Je vais épouser une fille Ewondo parce que je suis fatigué des considérations "villageoises" qui veulent qu'on ne prenne pour épouse que celle ou celui originaire de notre région et qui à mon sens n'aident pas à construire la nation que nous avons en projet. JE VAIS ÉPOUSER UNE FILLE EWONDO parce que je suis toujours très mal de voir des enfants de moins de 5 ans ronchonner "bami", "bassa", "haoussa" comme s'il s'agissait d'injures.
JE VAIS ÉPOUSER UNE FILLE EWONDO parce que je vous accuse cher(e)s aîné(e)s qui avez consacré ces impressions manichéennes, vous qui avez à chaque fois opté pour une survalorisation de vos identités tribales en les magnifiant, mais surtout pour la négation, la déconsidération, mieux le rejet de l’autre tribu. JE VAIS ÉPOUSER UNE FILLE EWONDO parce le "tribalisme sentimental" est une gangrène qui détériore peu à peu notre tissu social.
Il est partout, il aliène, il fait des ravages, il détruit des relations aux fondements pourtant solides. JE VAIS ÉPOUSER UNE FILLE EWONDO parce que ce que j'observe, c'est que le "tribalisme sentimental" se vit comme une naturelle différence que je trouve même agressive et belliqueuse. On pose l'autre à distance de soi, comme autre que soi, comme amoureusement étranger à soi, comme ne pouvant pas nous comprendre et nous accompagner sentimentalement. L'autre n'est donc pas admis dans l'univers amoureux du soi parce qu'il n'est pas semblable au soi, parce qu'il est d'une culture autre que la nôtre.
On dirait même qu'il existe dans notre contexte une "régionalisation sentimentale" qui divise les amours en types nettement distincts et qu'il est de ce fait balourd (gauche) d'aller chercher le mariage ailleurs. La jeunesse camerounaise se trouve ainsi sentimentalement agressée à cause des différences tribales. Tout ceci nait de ce que le Pr. Émile Kenmogne appelle "le mode de l'imputation".
En effet, on ne se saisit pas soi-même comme sentimentalement tribaliste : c'est toujours une qualité attachée à l'autre. Tenez, quelques clichets : "Les filles betis sont de mauvaises femmes", "Les gars bamis sont de mauvais maris", "les bamouns se marient entre eux", etc. Si pour soi-même le soi ne peut se saisir comme tribaliste, c'est bien parce qu'il lui suffit déjà d'appréhender l'autre comme tribaliste : le tribaliste, c'est toujours l'autre.

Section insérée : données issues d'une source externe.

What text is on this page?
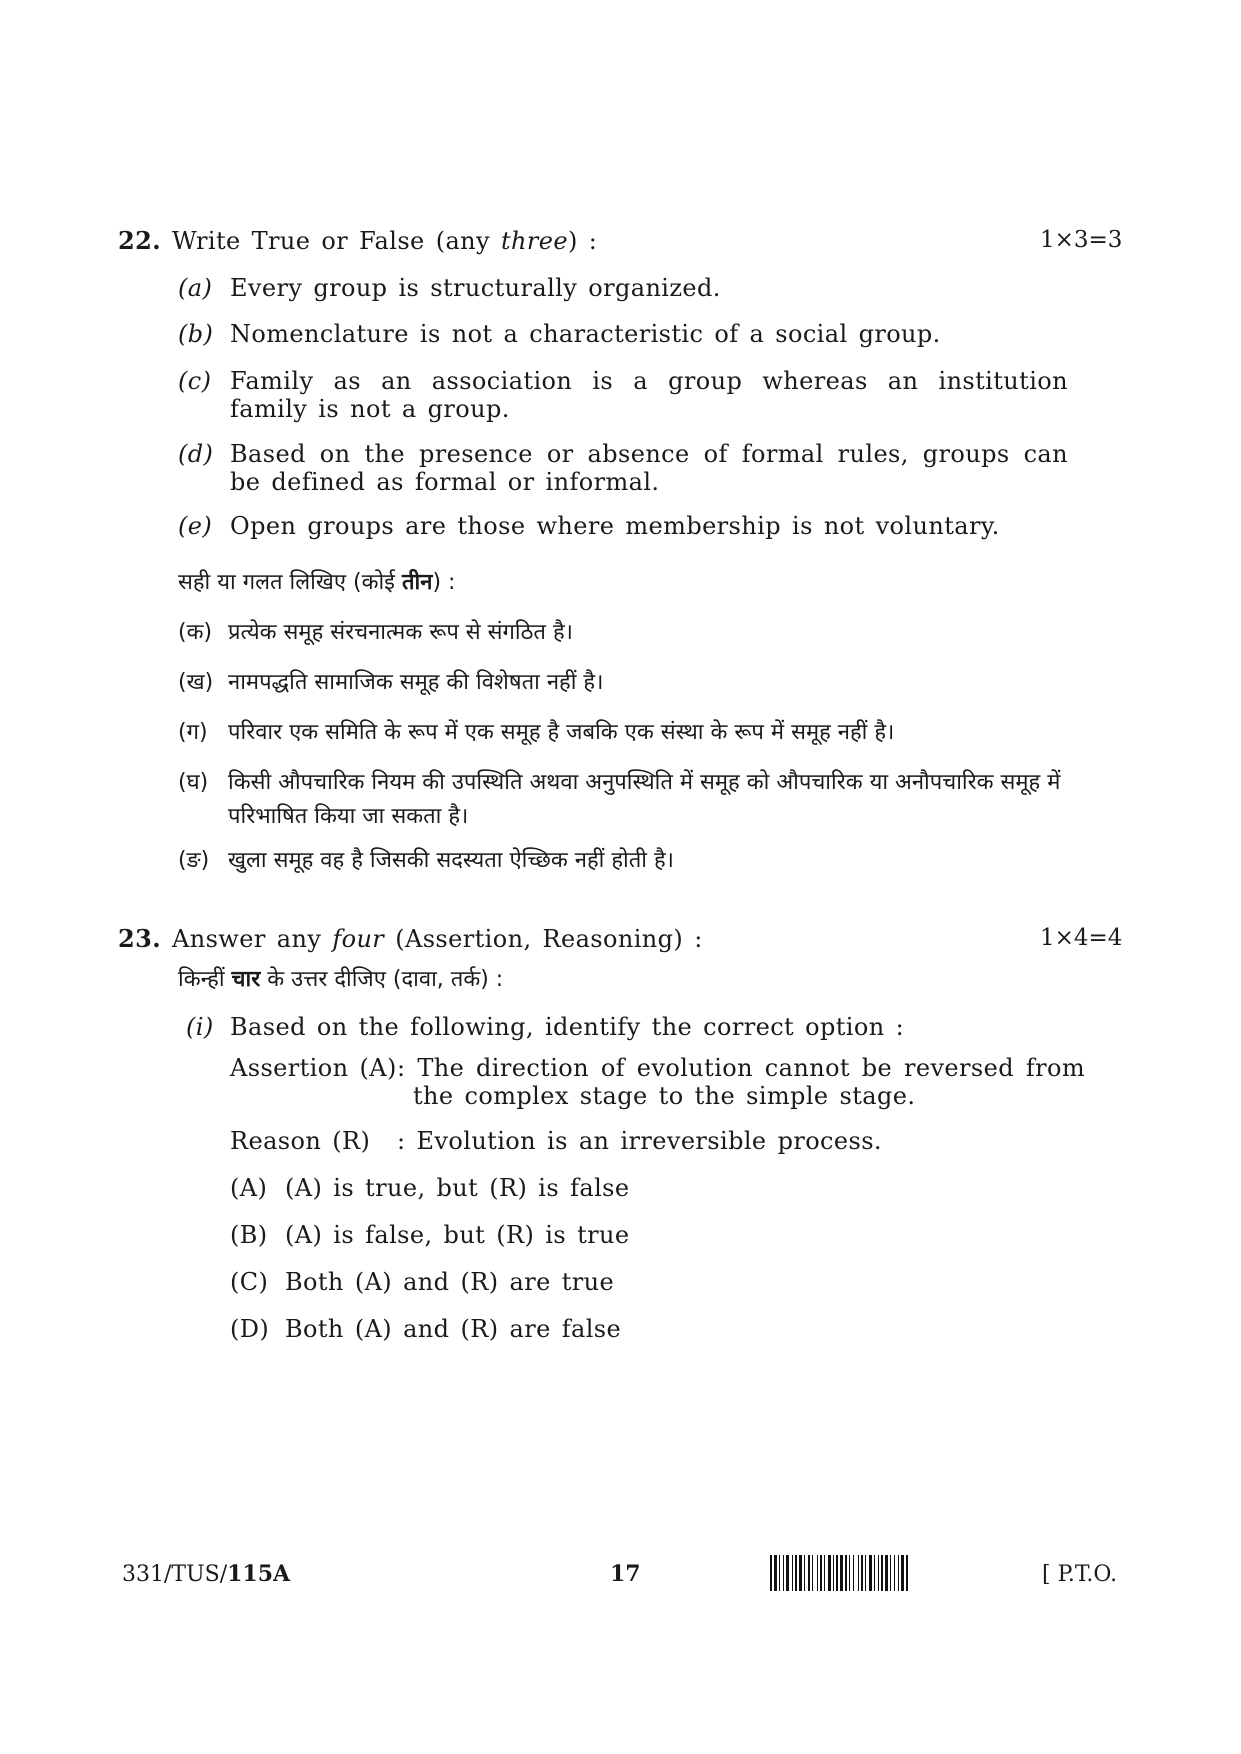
22. Write True or False (any three) :	1×3=3
(a) Every group is structurally organized.
(b) Nomenclature is not a characteristic of a social group.
(c) Family as an association is a group whereas an institution family is not a group.
(d) Based on the presence or absence of formal rules, groups can be defined as formal or informal.
(e) Open groups are those where membership is not voluntary.
सही या गलत लिखिए (कोई तीन) :
(क) प्रत्येक समूह संरचनात्मक रूप से संगठित है।
(ख) नामपद्धति सामाजिक समूह की विशेषता नहीं है।
(ग) परिवार एक समिति के रूप में एक समूह है जबकि एक संस्था के रूप में समूह नहीं है।
(घ) किसी औपचारिक नियम की उपस्थिति अथवा अनुपस्थिति में समूह को औपचारिक या अनौपचारिक समूह में परिभाषित किया जा सकता है।
(ङ) खुला समूह वह है जिसकी सदस्यता ऐच्छिक नहीं होती है।
23. Answer any four (Assertion, Reasoning) :	1×4=4
किन्हीं चार के उत्तर दीजिए (दावा, तर्क) :
(i) Based on the following, identify the correct option :
Assertion (A) : The direction of evolution cannot be reversed from the complex stage to the simple stage.
Reason (R) : Evolution is an irreversible process.
(A) (A) is true, but (R) is false
(B) (A) is false, but (R) is true
(C) Both (A) and (R) are true
(D) Both (A) and (R) are false
331/TUS/115A	17	[ P.T.O.
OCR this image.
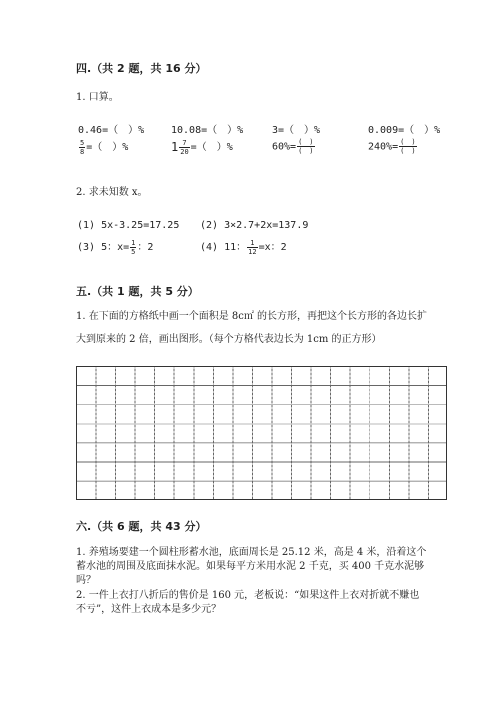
四.（共 2 题，共 16 分）
1. 口算。
0.46=（　）%	10.08=（　）%	3=（　）%	0.009=（　）%
$\frac{5}{8}$ =（　）%	$1 \frac{7}{20}$ =（　）%	$60\%= \frac{( )}{( )}$	$240\%= \frac{( )}{( )}$
2. 求未知数 x。
(1) 5x-3.25=17.25 (2) 3×2.7+2x=137.9
(3) 5：$x= \frac{1}{5}$ ：2	(4) 11： $\frac{1}{12} =x$：2
五.（共 1 题，共 5 分）
1. 在下面的方格纸中画一个面积是 8c㎡ 的长方形，再把这个长方形的各边长扩
大到原来的 2 倍，画出图形。（每个方格代表边长为 1cm 的正方形）
六.（共 6 题，共 43 分）
1. 养殖场要建一个圆柱形蓄水池，底面周长是 25.12 米，高是 4 米，沿着这个
蓄水池的周围及底面抹水泥。如果每平方米用水泥 2 千克，买 400 千克水泥够
吗？
2. 一件上衣打八折后的售价是 160 元，老板说：“如果这件上衣对折就不赚也
不亏”，这件上衣成本是多少元？
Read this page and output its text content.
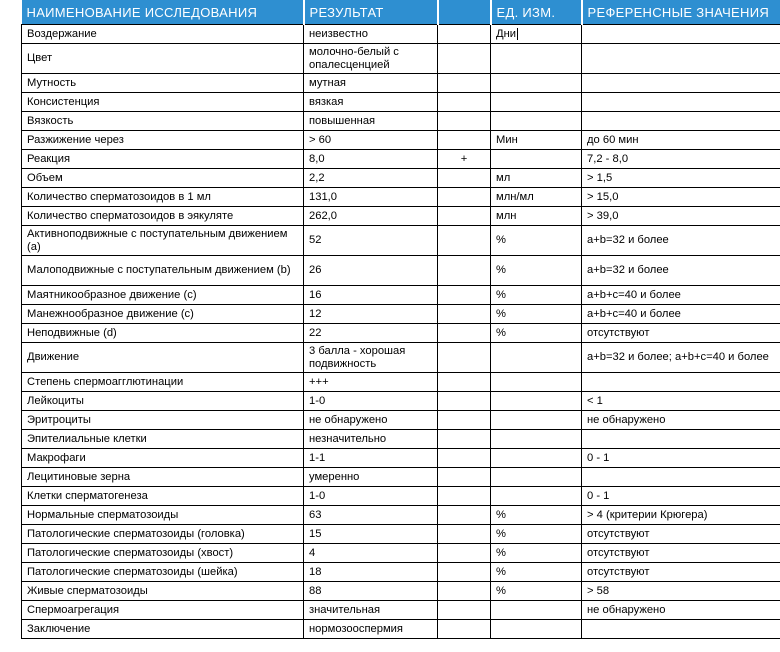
НАИМЕНОВАНИЕ ИССЛЕДОВАНИЯ	РЕЗУЛЬТАТ		ЕД. ИЗМ.	РЕФЕРЕНСНЫЕ ЗНАЧЕНИЯ
Воздержание	неизвестно		Дни	
Цвет	молочно-белый с опалесценцией			
Мутность	мутная			
Консистенция	вязкая			
Вязкость	повышенная			
Разжижение через	> 60		Мин	до 60 мин
Реакция	8,0	+		7,2 - 8,0
Объем	2,2		мл	> 1,5
Количество сперматозоидов в 1 мл	131,0		млн/мл	> 15,0
Количество сперматозоидов в эякуляте	262,0		млн	> 39,0
Активноподвижные с поступательным движением (a)	52		%	a+b=32 и более
Малоподвижные с поступательным движением (b)	26		%	a+b=32 и более
Маятникообразное движение (c)	16		%	a+b+c=40 и более
Манежнообразное движение (c)	12		%	a+b+c=40 и более
Неподвижные (d)	22		%	отсутствуют
Движение	3 балла - хорошая подвижность			a+b=32 и более; a+b+c=40 и более
Степень спермоагглютинации	+++			
Лейкоциты	1-0			< 1
Эритроциты	не обнаружено			не обнаружено
Эпителиальные клетки	незначительно			
Макрофаги	1-1			0 - 1
Лецитиновые зерна	умеренно			
Клетки сперматогенеза	1-0			0 - 1
Нормальные сперматозоиды	63		%	> 4 (критерии Крюгера)
Патологические сперматозоиды (головка)	15		%	отсутствуют
Патологические сперматозоиды (хвост)	4		%	отсутствуют
Патологические сперматозоиды (шейка)	18		%	отсутствуют
Живые сперматозоиды	88		%	> 58
Спермоагрегация	значительная			не обнаружено
Заключение	нормозооспермия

JE VAIS ÉPOUSER UNE FILLE EWONDO parce que ce qu'il y a de plus étrange dans tout ce que j'observe, c'est que notre génération est malhabilement en train d'opter pour cette posture (celle consacrant le tribalisme sentimental), entérinant de ce fait le fractionnement régional et même villageois de l'amour à notre époque. L'amour ne nait pas par décret. Cher(e)s jeunes, ressaisissons-nous et prenons conscience du fait que tous ces "tribalistes sentimentaux" (nos parents compris) qui nous prêchent le faux seront morts dans quelques années et le Cameroun restera. Ressaisissons-nous et prenons conscience du fait que la configuration socioculturelle de notre pays est particulière. Ressaisissons-nous et prenons conscience du fait que le plus grand mal de notre génération est le tribalisme.
Il existe une seule solution à mon sens : les mariages interethniques. Ressaisissons-nous et prenons conscience du fait qu'avec les mariages interethniques, nos enfants sauront qu'ils sont le produit d'un "panachage tribal", d'une "mixture ethnique" et qu'ils sont conséquemment le reflet de la diversité culturelle camerounaise. Ce sera alors l'époque de ce que j'appelle la "trans-tribalité amoureuse" où les tribus seront débordées et dépassées. Les personnes déjà mariées en sont épargnées, mais à nous les non-mariés, sauvons les générations futures, sauvons le Cameroun.